New York stone, on the other hand, is still being quarried extensively and is usually something like two thirds of the reclaimed price. It tends to be far more regular in thickness (usually 50-75-mm) and is therefore lighter and easier to lay. Once laid, newly quarried York stone weathers quickly and beautifully. A new stone terrace looks absolutely superb and is undoubtedly a worthy investment for the right property.

So why is reclaimed stone so expensive?!

Well the name is a giveaway – it’s been ‘reclaimed’. This means that somebody somewhere has had
to lift it, clean it, measure it, palletise it and finally store it. Then when it’s purchased somebody has
to move it and bearing in mind that reclaimed flags can be up to 6″ (150-mm) thick the weight of even a small piece can be phenomenal!

New York stone is much easier to find and more sensibly priced. It tends to be thinner so it’s easier
to handle meaning that more can be transported on one lorry – reducing transport costs. New stone can be 25% cheaper to supply and lay and over a large area this can save thousands of pounds. However the ‘genius of the garden and property’ will dictate which is the right stone to use.

Using the stone.

York stone is not easy to lay properly. When a terrace has been laid correctly it becomes a combination of good building practice and an artistic and a sympathetic eye. Where each piece has been selected for being the very best for its position within the paved area.

Bearing in mind that a stone terrace is almost always a ‘one off’ (and usually fairly expensive) opportunity to create something truly stunning we never fail to be amazed when the project is handed to a jobbing builder or a landscaper with no experience of the material. OK so they’re cheaper….but there’s a reason for that and you’re going to be staring at it until you’ve saved up even more money to put it right !

 What should you look for?

Firstly check out your landscapers ability to lay the stone (this goes for any paving!) and think very carefully about using somebody with little or no experience. Do this by inspecting their work and use the criteria below to assess whether the finished product stands up to scrutiny.

There are just a few basic rules to follow when laying York stone. Look carefully at the photos on this page to see how they’ve been applied.

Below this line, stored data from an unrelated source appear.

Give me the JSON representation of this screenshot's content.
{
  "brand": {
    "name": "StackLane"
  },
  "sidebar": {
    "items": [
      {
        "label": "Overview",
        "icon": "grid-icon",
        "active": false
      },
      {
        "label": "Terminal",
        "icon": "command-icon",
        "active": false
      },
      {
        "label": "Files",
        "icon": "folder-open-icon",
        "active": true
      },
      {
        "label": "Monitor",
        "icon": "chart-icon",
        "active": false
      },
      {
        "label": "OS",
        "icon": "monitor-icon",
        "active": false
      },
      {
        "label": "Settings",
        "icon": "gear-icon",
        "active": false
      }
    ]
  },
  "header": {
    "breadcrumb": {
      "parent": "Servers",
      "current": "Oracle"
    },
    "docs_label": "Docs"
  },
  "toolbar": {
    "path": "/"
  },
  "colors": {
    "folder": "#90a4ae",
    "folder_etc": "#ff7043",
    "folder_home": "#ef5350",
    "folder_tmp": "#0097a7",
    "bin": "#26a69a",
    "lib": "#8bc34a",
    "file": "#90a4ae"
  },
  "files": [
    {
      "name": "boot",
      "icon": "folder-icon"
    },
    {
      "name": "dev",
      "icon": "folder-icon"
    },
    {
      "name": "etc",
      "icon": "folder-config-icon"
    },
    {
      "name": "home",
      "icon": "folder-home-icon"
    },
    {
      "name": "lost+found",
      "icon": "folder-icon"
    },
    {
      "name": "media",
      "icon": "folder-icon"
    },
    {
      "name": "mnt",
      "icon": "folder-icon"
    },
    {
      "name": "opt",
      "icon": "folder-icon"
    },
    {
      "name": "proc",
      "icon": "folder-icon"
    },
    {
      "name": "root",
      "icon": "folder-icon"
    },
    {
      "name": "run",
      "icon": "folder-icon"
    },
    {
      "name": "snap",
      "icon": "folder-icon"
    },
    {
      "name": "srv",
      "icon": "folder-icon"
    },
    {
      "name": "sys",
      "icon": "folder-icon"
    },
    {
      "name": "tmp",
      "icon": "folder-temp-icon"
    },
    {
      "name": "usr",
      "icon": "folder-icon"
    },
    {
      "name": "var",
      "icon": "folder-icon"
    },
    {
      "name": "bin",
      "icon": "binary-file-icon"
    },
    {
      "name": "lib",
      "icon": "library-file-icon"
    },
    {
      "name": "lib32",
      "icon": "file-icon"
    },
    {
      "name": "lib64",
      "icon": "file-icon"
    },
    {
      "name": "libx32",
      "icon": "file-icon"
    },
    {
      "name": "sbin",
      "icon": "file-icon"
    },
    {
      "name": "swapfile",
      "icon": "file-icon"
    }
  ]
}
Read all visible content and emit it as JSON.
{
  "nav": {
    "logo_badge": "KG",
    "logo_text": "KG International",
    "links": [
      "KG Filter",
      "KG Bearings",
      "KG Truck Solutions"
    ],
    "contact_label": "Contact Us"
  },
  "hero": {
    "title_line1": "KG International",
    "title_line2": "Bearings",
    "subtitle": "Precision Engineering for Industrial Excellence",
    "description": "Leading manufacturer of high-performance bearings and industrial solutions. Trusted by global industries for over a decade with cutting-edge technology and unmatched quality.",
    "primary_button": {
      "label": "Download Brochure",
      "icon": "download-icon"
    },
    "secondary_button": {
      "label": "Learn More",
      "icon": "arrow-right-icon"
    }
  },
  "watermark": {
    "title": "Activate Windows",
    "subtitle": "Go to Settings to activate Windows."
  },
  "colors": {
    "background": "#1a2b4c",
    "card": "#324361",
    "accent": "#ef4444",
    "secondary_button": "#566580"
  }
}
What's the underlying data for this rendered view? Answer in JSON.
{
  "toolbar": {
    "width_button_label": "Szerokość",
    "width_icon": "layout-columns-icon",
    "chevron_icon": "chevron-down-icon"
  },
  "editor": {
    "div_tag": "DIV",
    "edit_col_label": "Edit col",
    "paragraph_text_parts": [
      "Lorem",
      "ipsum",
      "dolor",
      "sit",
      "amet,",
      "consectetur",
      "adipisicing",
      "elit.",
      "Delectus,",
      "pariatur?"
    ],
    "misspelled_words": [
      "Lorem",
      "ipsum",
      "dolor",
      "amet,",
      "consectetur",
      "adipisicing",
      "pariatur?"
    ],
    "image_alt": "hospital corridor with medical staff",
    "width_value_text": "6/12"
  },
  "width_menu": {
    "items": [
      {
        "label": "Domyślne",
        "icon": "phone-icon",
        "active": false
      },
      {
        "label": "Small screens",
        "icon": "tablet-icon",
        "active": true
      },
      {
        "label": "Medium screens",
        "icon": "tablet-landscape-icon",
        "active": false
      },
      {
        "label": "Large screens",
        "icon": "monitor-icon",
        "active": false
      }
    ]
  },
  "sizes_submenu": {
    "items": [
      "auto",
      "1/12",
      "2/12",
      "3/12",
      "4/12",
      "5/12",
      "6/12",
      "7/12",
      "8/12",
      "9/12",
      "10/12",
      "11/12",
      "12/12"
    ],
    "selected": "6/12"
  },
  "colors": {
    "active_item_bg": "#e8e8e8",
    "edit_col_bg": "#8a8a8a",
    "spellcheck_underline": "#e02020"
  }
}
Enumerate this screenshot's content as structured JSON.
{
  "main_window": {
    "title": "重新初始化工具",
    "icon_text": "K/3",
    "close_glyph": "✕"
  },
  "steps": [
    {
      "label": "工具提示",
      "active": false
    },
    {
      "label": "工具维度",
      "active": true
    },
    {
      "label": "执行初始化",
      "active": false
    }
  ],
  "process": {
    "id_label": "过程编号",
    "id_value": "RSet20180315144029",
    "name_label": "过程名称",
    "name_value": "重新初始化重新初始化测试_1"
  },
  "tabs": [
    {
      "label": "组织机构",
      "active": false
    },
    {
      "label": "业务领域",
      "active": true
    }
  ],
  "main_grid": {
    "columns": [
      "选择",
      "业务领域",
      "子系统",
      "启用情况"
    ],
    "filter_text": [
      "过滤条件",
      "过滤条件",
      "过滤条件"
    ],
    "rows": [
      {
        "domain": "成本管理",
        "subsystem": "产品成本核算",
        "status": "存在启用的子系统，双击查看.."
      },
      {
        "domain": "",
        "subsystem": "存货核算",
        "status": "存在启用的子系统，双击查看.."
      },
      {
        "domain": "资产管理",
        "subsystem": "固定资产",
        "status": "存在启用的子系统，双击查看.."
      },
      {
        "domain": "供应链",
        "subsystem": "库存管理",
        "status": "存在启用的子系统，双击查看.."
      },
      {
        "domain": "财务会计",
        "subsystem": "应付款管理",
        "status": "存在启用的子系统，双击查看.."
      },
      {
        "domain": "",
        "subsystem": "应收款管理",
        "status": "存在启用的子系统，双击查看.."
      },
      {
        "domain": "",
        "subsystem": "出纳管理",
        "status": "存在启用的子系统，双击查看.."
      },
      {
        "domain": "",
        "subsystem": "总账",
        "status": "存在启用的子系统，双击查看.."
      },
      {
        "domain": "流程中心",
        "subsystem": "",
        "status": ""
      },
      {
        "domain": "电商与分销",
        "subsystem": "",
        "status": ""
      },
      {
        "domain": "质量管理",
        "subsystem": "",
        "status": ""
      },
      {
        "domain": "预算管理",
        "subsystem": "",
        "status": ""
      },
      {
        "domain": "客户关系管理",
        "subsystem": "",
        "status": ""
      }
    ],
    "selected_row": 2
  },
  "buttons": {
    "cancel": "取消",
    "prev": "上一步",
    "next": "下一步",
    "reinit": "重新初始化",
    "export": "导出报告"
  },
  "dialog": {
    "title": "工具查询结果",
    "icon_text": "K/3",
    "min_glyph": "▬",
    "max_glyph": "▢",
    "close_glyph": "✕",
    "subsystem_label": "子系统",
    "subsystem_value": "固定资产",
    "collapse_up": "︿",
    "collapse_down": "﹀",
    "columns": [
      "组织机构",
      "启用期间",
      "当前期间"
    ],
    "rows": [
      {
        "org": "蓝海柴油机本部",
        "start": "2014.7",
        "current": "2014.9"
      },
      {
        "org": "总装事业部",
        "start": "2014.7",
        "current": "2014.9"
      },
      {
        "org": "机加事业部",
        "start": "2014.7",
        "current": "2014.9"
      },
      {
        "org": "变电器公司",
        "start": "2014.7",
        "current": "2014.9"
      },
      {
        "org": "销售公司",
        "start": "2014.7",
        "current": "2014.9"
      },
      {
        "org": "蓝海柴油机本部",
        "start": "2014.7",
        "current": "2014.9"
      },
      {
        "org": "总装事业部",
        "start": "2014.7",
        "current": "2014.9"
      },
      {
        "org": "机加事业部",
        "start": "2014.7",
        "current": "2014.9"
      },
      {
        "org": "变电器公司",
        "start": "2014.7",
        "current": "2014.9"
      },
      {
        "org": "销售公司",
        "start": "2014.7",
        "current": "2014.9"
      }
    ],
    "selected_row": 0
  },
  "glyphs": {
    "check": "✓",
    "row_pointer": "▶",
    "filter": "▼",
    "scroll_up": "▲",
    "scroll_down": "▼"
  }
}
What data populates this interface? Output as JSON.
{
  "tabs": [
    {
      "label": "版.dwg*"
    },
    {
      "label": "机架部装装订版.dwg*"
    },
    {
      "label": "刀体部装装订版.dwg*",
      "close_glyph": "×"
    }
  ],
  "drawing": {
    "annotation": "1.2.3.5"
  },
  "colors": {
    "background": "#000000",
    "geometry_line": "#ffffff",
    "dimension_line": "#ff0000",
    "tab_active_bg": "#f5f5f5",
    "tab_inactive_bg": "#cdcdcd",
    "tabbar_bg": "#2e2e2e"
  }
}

1. If the stone is to be laid in a random pattern then you achieve this by taking a smaller piece of stone and radiating bigger pieces around it. This theme is replicated throughout the terrace.

2. Avoid long straight joints. As a rule there should be no more than 3 pieces with their sides lining up. If the pieces are fairly small then you can get away with 4.

3. Keep your joints tight and even. Down to 5-mm if possible but 10-mm is a good figure to aim for. Sometimes, if you don’t want to square the slabs up with a disc cutter, you’ll have to go bigger but anything over 15-mm should be avoided.

4. The stone should make a flat surface even if the individual pieces are deeply riven. This means that each edge should flow into the next as much as possible. This is often achieved by laying to the low points and dressing the high points once the whole area is laid and pointed.

5. If a piece has to be cut (with a diamond or carbon-bladed cutter) then the cut edge should be dressed to blend in with the normal fettled edges. This very simply involves tapping off the sharp edge with a hammer or stone axe.

This short article only touches on the art of laying York stone but hopefully it will give you a greater appreciation of this wonderful material and how it can enhance your property. You may now also
view the craftsmen that lay it with renewed respect. You rarely get an operation where such brute force and strength has to be combined with a genuinely artistic eye and the patience to achieve the desired end result.

When it’s laid well York stone will give a timeless quality to a garden that is unsurpassable.

Laid badly it’s an expensive eyesore. So make sure you get it right first time!